Eau en péril : Entre incertitudes, contradictions et solutions Yuanyuan Li, président de l'IWRA, a souligné la complexité grandissante des défis liés à l'eau, accentuée par le changement climatique et de fortes pressions socio-économiques, précisant que la situation est plus préoccupante qu'il y a trente ans. Selon lui, «l'eau n'est pas seulement une ressource, elle est identité, mémoire et survie » . De son côté, Retno L.P. Marsudi, envoyée spéciale de l'ONU, a reconnu que si des solutions techniques existent, ce qui fait défaut ce sont les compétences, la coordination et les décisions politiques adaptées pour les appliquer. Elle a illustré son propos avec l'exemple d'un village indonésien visité avant le Congrès, où l'accès à l'eau potable reste un combat quotidien. Elle a insisté sur la nécessité d'intégrer l'eau aux agendas du climat, de la biodiversité et de la paix. Stratégie marocaine : Transformer la pénurie en production durable Le Maroc a adopté une stratégie nationale ambitieuse, fondée sur la souveraineté en matière d'eau. Le ministre de l'Equipement et de l'Eau, Nizar Baraka, a présenté, lors du Congrès, le plan combinant un programme massif de dessalement, avec une capacité visée de 1,7 milliard de m3 d'eau renouvelable d'ici 2030 : l'innovation technologique, avec par exemple l'Intelligence Artificielle pour détecter les fuites ou les panneaux solaires flottants réduisant l'évaporation sur les barrages ; une approche intégrée «Nexus Eau-Energie renouvelable-Alimentation» et une stricte régulation de l'exploitation des nappes souterraines. Loïc Fauchon, président du Conseil Mondial de l'Eau, souligne que la technologie doit être accompagnée d'un changement profond des comportements. Il considère la sobriété non pas comme une contrainte, mais comme «la moitié du progrès » pour une gestion efficace dans les secteurs urbain et industriel. Il met également en garde contre la négligence de l'assainissement, appelant à un «New Deal» pour ce domaine essentiel à la dignité humaine. En hommage au leadership du Maroc, Fauchon rappelle la création prochainement, déjà annoncée, en avril 2025, dans le pays d'un Centre international dédié aux eaux non conventionnelles associées aux énergies renouvelables. En revanche, l'Envoyée spéciale Marsudi exhorte à ne pas faire partie de la «génération qui a eu les preuves et a échoué à agir». Le Congrès souligne que l'eau relie les nations et doit redevenir un fondement de prospérité partagée.

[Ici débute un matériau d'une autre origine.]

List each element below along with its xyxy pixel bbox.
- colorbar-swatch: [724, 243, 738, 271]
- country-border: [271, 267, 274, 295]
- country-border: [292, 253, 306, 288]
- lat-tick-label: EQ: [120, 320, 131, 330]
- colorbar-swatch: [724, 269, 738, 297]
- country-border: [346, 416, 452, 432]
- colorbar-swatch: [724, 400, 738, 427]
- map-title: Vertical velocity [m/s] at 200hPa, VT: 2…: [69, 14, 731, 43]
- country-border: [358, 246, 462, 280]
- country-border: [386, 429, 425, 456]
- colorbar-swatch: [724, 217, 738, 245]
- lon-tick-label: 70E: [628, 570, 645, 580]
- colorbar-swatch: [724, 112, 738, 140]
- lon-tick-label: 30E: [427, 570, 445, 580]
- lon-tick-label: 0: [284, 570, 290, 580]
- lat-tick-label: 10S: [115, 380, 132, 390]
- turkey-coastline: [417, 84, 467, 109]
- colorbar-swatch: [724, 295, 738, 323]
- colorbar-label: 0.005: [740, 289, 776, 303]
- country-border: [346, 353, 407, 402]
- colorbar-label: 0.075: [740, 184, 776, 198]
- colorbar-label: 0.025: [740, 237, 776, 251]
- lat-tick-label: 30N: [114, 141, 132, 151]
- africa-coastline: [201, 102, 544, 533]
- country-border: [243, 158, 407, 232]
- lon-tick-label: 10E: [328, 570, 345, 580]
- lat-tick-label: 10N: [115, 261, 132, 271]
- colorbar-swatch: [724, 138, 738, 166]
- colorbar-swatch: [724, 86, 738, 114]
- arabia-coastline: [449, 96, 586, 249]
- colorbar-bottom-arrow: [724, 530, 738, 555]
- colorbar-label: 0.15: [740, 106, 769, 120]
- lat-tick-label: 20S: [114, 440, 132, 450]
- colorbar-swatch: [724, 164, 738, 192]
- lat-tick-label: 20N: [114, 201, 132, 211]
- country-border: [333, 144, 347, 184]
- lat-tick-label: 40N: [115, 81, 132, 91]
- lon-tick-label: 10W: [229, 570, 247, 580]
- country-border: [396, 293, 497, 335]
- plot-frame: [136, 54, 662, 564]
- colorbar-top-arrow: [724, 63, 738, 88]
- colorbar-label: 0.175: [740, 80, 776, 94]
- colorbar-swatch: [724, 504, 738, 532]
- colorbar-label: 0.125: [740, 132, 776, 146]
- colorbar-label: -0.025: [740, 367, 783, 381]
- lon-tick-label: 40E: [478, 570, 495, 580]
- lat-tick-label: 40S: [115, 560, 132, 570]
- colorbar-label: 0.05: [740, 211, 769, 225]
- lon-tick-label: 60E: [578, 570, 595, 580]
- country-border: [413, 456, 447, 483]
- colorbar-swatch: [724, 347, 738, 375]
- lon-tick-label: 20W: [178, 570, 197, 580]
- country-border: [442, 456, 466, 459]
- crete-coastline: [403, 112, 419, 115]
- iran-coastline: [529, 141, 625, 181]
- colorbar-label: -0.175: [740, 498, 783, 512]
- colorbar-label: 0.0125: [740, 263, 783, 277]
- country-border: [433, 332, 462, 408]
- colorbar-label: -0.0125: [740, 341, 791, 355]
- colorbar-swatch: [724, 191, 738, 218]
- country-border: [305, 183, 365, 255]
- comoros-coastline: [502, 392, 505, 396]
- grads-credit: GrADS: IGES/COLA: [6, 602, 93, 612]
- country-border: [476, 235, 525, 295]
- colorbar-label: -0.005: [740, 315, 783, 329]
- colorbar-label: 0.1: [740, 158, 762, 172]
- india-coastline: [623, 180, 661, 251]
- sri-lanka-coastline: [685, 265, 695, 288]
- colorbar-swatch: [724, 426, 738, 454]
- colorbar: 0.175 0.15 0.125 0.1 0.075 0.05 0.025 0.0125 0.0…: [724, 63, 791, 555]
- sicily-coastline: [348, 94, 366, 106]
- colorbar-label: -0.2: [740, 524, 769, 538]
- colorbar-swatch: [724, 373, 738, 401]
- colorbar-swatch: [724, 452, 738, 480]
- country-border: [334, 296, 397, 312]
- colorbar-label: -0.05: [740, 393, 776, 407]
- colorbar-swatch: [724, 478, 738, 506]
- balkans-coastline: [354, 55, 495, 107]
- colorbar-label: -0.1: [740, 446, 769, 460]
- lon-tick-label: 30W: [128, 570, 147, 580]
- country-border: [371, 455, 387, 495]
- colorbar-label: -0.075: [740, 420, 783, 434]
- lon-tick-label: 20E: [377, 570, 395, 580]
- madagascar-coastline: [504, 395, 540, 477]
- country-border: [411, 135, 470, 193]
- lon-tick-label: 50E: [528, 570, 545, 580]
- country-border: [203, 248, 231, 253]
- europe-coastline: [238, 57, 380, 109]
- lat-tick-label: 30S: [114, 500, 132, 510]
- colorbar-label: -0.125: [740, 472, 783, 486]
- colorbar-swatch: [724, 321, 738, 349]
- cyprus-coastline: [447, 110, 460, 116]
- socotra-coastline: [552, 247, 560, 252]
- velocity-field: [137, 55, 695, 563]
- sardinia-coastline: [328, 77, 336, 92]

Chine, Maroc, Turquie : Expériences contrastées mais complémentaires Lors d'un panel de haut niveau, la Chine, la Turquie et le Maroc ont présenté des approches complémentaires face aux défis de l'eau. La Chine a exposé une vision novatrice de la gestion des risques liés aux crues, transformant ce danger en ressource utile et fonctionnalité écologique grâce à des systèmes intégrés et des technologies avancées. La Turquie adopte une approche globale visant «zéro perte d'eau», en utilisant massivement les technologies numériques en agriculture et en favorisant la réutilisation circulaire de l'eau, tout en surveillant les contaminants émergents liés à la santé et à l'environnement. De son côté, le Maroc illustre l'intégration réussie entre gestion moderne, innovation technologique et respect des traditions ancestrales, portée par une stratégie royale à long terme. Le ministre marocain Nizar Baraka souligne que la richesse des expériences nationales est un atout dans ce combat global. La force symbolique du choix de Marrakech, ville qui a été un laboratoire vivant de l'innovation en matière d'eau au fil des siècles, avec des systèmes traditionnels avancés comme les «khettaras» et les «séguias». Ces pratiques ancestrales ont inspiré les politiques modernes fondées sur l'innovation et l'intégration, a-t-il précisé. Son homologue turc annonce que le 20ème Congrès IWRA se tiendra à Istanbul en 2027 sur le thème «Eau intelligente, résiliente et sûre en transition», poursuivant la dynamique de Marrakech. Les trois pays unissent leur voix pour faire de l'eau une priorité mondiale, fondement de la paix, de la dignité humaine et du développement durable. Comme le rappelle le ministre turc, «protéger les générations futures, c'est faire avancer science et politique main dans la main». Le Maroc se trouve aujourd'hui à un carrefour stratégique. Face à la crise hydrique mondiale, les modèles traditionnels de gestion de l'eau doivent être réinventés. Grâce au dessalement, à la réutilisation, à la coopération et à l'innovation, le Royaume, à l'instar de plusieurs pays, ouvre une voie pragmatique et ambitieuse pour garantir l'accès à l'eau potable, préserver ses ressources et soutenir le développement durable. Même si ce pari demeure fragile, il nécessite des investissements soutenus, des politiques cohérentes, une gouvernance solide et un engagement collectif. Le temps presse, mais l'espoir d'un avenir hydriquement durable reste plus que jamais à portée de main.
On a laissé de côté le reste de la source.